Venezuelan Immigrants Survive on the Streets in Brazil



Many Venezuelans thought they were leaving a collapsing economy for a land of milk and honey just next door.

But most of those fleeing the turmoil in Venezuela by walking into Brazil at an Amazon border crossing have found themselves surviving on the streets and sleeping in tents, hammocks or on pieces of cardboard.

Their drama is part of a deepening regional humanitarian crisis set off by the exodus of tens of thousands of Venezuelans who are voting with their feet and abandoning their country, mainly into neighboring Colombia, and also Ecuador and Peru.

The city of Boa Vista, capital of the Brazilian border state of Roraima, has received 35,000 Venezuelan immigrants in the past two years, swelling its population by more than 10 percent.

Today, some 3,000 are homeless, according to the mayor’s office.

Near the city bus terminal, Venezuelans sleep on grassy highway medians and in shopping areas.

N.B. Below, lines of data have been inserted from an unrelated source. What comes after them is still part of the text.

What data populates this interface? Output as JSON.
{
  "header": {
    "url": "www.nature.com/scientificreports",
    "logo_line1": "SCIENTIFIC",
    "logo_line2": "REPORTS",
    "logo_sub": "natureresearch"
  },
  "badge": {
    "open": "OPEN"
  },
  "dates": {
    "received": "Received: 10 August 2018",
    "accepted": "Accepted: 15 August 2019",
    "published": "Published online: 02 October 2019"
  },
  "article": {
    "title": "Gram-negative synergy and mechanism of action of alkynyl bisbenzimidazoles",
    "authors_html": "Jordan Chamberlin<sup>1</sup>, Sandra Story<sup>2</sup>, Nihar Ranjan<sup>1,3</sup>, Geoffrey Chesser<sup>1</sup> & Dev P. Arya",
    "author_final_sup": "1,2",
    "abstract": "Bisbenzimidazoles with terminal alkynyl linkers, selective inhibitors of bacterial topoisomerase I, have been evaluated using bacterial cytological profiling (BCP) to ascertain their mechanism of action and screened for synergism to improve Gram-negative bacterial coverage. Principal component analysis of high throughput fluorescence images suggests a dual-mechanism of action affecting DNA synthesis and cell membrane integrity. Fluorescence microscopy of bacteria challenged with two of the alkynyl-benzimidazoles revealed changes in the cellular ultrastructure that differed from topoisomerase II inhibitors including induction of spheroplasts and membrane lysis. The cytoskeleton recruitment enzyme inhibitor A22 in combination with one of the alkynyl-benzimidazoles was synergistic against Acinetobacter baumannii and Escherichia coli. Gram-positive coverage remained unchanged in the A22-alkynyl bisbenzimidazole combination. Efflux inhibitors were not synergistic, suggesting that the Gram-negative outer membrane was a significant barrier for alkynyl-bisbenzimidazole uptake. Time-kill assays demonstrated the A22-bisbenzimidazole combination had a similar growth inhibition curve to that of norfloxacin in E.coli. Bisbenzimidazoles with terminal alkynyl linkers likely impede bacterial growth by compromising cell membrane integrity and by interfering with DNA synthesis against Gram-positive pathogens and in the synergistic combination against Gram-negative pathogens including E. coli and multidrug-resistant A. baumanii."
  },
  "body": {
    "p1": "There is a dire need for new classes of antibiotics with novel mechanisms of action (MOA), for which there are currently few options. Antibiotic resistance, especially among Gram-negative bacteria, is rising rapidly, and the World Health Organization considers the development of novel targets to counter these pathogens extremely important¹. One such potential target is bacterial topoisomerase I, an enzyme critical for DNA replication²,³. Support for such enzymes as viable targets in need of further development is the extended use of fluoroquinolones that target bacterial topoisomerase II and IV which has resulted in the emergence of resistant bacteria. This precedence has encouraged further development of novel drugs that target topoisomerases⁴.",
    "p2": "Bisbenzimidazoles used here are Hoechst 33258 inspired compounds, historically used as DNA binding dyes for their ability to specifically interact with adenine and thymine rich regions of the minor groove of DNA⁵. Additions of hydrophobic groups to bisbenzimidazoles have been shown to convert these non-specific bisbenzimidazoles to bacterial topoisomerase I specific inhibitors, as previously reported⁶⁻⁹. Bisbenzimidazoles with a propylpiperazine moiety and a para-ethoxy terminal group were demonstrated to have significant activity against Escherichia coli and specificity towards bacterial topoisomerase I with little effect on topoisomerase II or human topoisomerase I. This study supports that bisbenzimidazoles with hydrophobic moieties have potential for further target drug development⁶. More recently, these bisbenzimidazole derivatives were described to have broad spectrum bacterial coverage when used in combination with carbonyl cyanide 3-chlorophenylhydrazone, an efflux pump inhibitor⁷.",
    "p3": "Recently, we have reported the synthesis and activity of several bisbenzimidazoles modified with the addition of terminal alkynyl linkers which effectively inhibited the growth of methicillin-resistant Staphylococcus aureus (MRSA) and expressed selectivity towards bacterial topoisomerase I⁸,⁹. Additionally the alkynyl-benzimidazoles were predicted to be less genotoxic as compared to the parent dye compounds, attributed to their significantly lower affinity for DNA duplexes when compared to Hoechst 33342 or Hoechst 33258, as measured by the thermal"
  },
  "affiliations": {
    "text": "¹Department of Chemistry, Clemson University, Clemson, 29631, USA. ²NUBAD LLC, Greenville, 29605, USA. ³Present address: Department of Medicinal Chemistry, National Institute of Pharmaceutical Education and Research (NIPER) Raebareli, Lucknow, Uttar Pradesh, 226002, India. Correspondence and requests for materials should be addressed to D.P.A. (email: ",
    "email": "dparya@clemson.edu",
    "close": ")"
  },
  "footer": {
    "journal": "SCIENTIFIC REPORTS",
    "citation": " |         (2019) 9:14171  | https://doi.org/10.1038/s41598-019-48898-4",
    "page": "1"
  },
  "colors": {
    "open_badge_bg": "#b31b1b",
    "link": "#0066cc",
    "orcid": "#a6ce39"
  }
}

Some are lucky enough to spend the night in tents handed out by refugee agencies.

Others hang hammocks outside car body shops and auto-parts distributors whose Brazilian owners allow them to spend the night under a covered area, as long as they are gone in the morning.

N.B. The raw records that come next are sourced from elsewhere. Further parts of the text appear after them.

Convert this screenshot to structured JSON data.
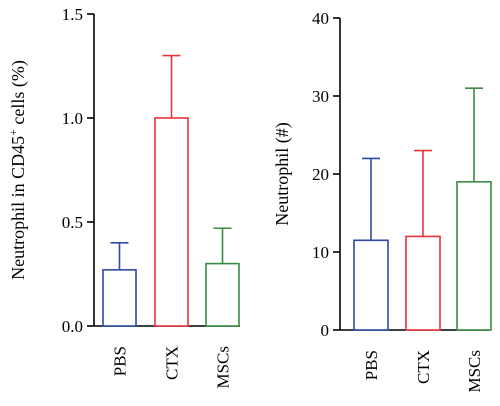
{
  "chart_data": [
    {
      "type": "bar",
      "categories": [
        "PBS",
        "CTX",
        "MSCs"
      ],
      "values": [
        0.27,
        1.0,
        0.3
      ],
      "errors": [
        0.13,
        0.3,
        0.17
      ],
      "colors": [
        "#2e4aa3",
        "#e8333a",
        "#3a8a43"
      ],
      "ylabel_parts": [
        "Neutrophil in CD45",
        "+",
        " cells (%)"
      ],
      "ylim": [
        0,
        1.5
      ],
      "yticks": [
        0,
        0.5,
        1.0,
        1.5
      ],
      "ytick_labels": [
        "0.0",
        "0.5",
        "1.0",
        "1.5"
      ]
    },
    {
      "type": "bar",
      "categories": [
        "PBS",
        "CTX",
        "MSCs"
      ],
      "values": [
        11.5,
        12,
        19
      ],
      "errors": [
        10.5,
        11,
        12
      ],
      "colors": [
        "#2e4aa3",
        "#e8333a",
        "#3a8a43"
      ],
      "ylabel": "Neutrophil (#)",
      "ylim": [
        0,
        40
      ],
      "yticks": [
        0,
        10,
        20,
        30,
        40
      ],
      "ytick_labels": [
        "0",
        "10",
        "20",
        "30",
        "40"
      ]
    }
  ]
}
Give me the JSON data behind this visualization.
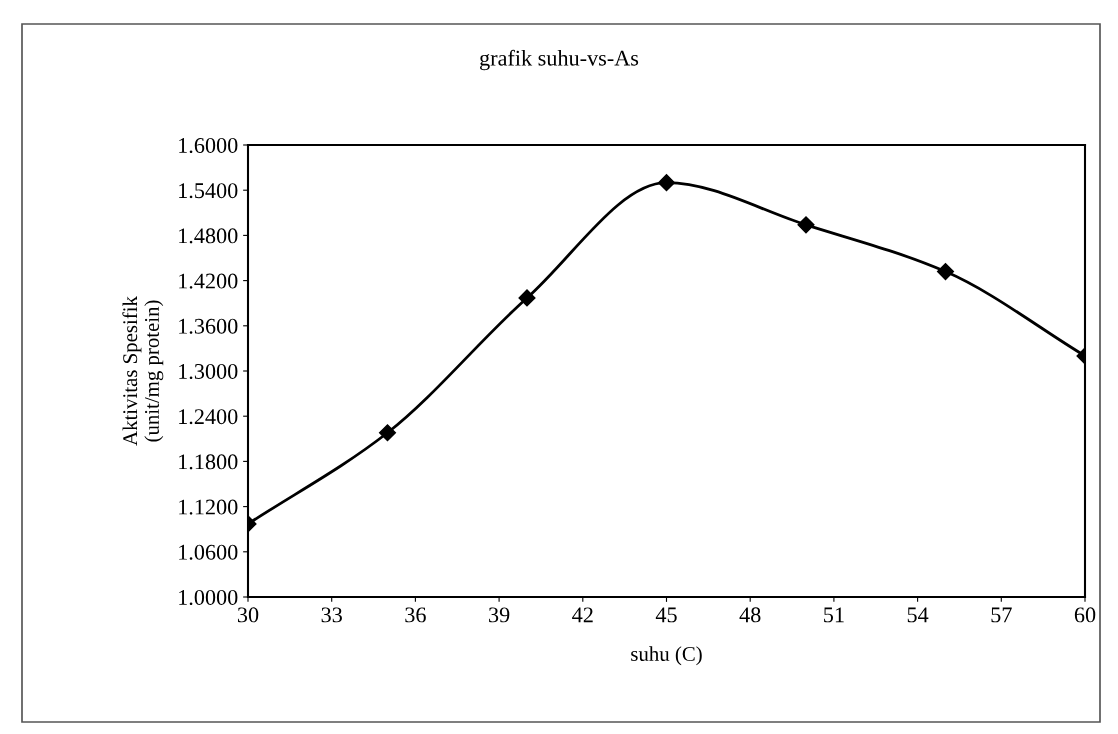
{
  "chart_data": {
    "type": "line",
    "title": "grafik suhu-vs-As",
    "xlabel": "suhu (C)",
    "ylabel": "Aktivitas Spesifik\n(unit/mg protein)",
    "x": [
      30,
      35,
      40,
      45,
      50,
      55,
      60
    ],
    "series": [
      {
        "color": "#000000",
        "values": [
          1.097,
          1.218,
          1.397,
          1.55,
          1.494,
          1.432,
          1.32
        ]
      }
    ],
    "xlim": [
      30,
      60
    ],
    "xticks": [
      30,
      33,
      36,
      39,
      42,
      45,
      48,
      51,
      54,
      57,
      60
    ],
    "ylim": [
      1.0,
      1.6
    ],
    "yticks": [
      {
        "value": 1.0,
        "label": "1.0000"
      },
      {
        "value": 1.06,
        "label": "1.0600"
      },
      {
        "value": 1.12,
        "label": "1.1200"
      },
      {
        "value": 1.18,
        "label": "1.1800"
      },
      {
        "value": 1.24,
        "label": "1.2400"
      },
      {
        "value": 1.3,
        "label": "1.3000"
      },
      {
        "value": 1.36,
        "label": "1.3600"
      },
      {
        "value": 1.42,
        "label": "1.4200"
      },
      {
        "value": 1.48,
        "label": "1.4800"
      },
      {
        "value": 1.54,
        "label": "1.5400"
      },
      {
        "value": 1.6,
        "label": "1.6000"
      }
    ],
    "marker": "diamond",
    "line_style": "solid",
    "grid": false,
    "legend": false
  }
}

This generosity by local shop owners contrasts with an outbreak of xenophobic attacks on Aug. 18 against Venezuelan immigrants at the border town of Pacaraima, ignited after a Brazilian was allegedly robbed and stabbed by Venezuelans in his home.

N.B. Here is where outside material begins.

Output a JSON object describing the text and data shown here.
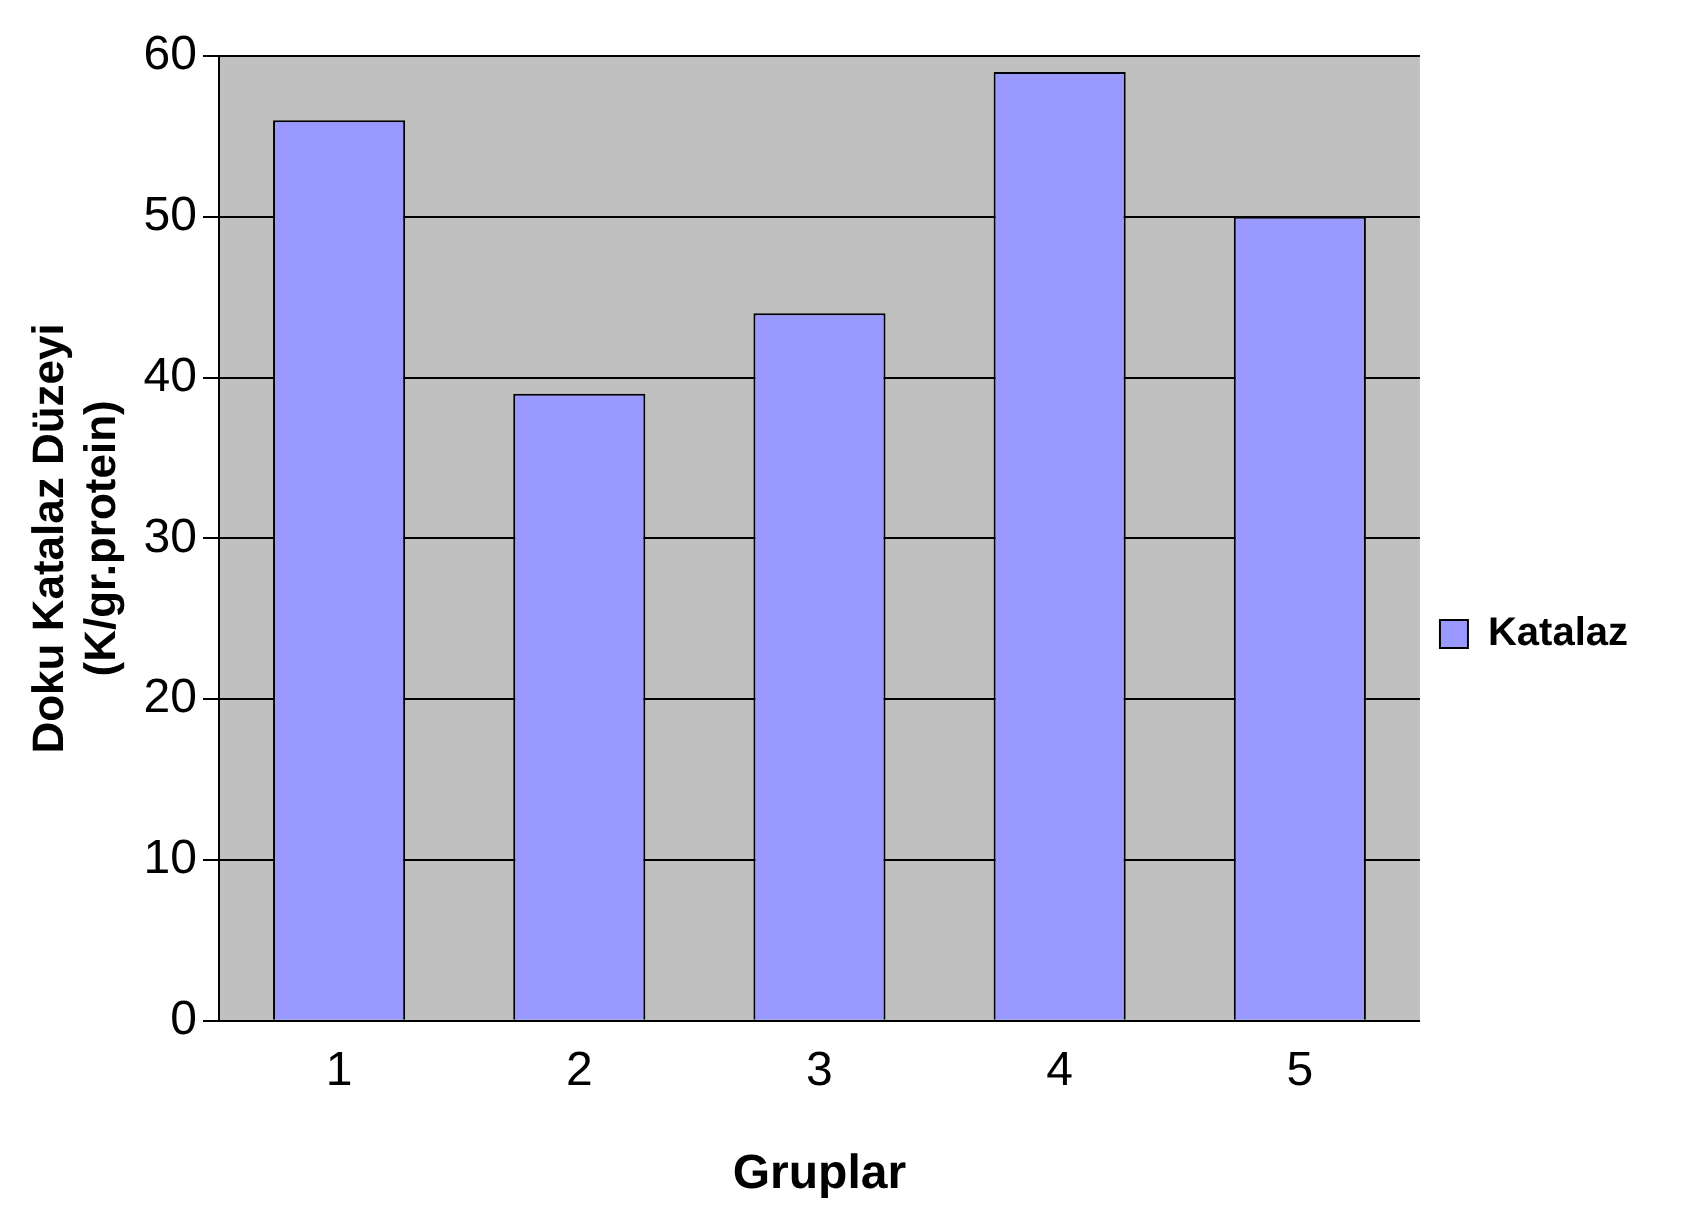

“Some Brazilians treat us badly, but not all of them,” said Anyi Gomez, a pregnant 19-year-old who came to Brazil with her mother and survives by using a squeegee to clean car windshields for change at traffic lights.

The prenatal care she is getting at a public hospital in Brazil made it worth leaving Venezuela where her baby could have died for lack of food and medicine, she said.

On Tuesday, Brazilian President Michel Temer said the Armed Forces were being sent to Roraima for at least two weeks to help keep order and ensure the safety of immigrants. Temer blamed Venezuela’s authoritarian government for causing a regional crisis that requires a collective response.

Local churches provide meals or hand out bread and juice to the homeless Venezuelans.

“We have food, but no roof. And there is no work,” said Luis Daniel, from Caracas. “I came to get a job to take back things for my children who are going hungry in Venezuela. But all I have now is exhaustion from sleeping outdoors.”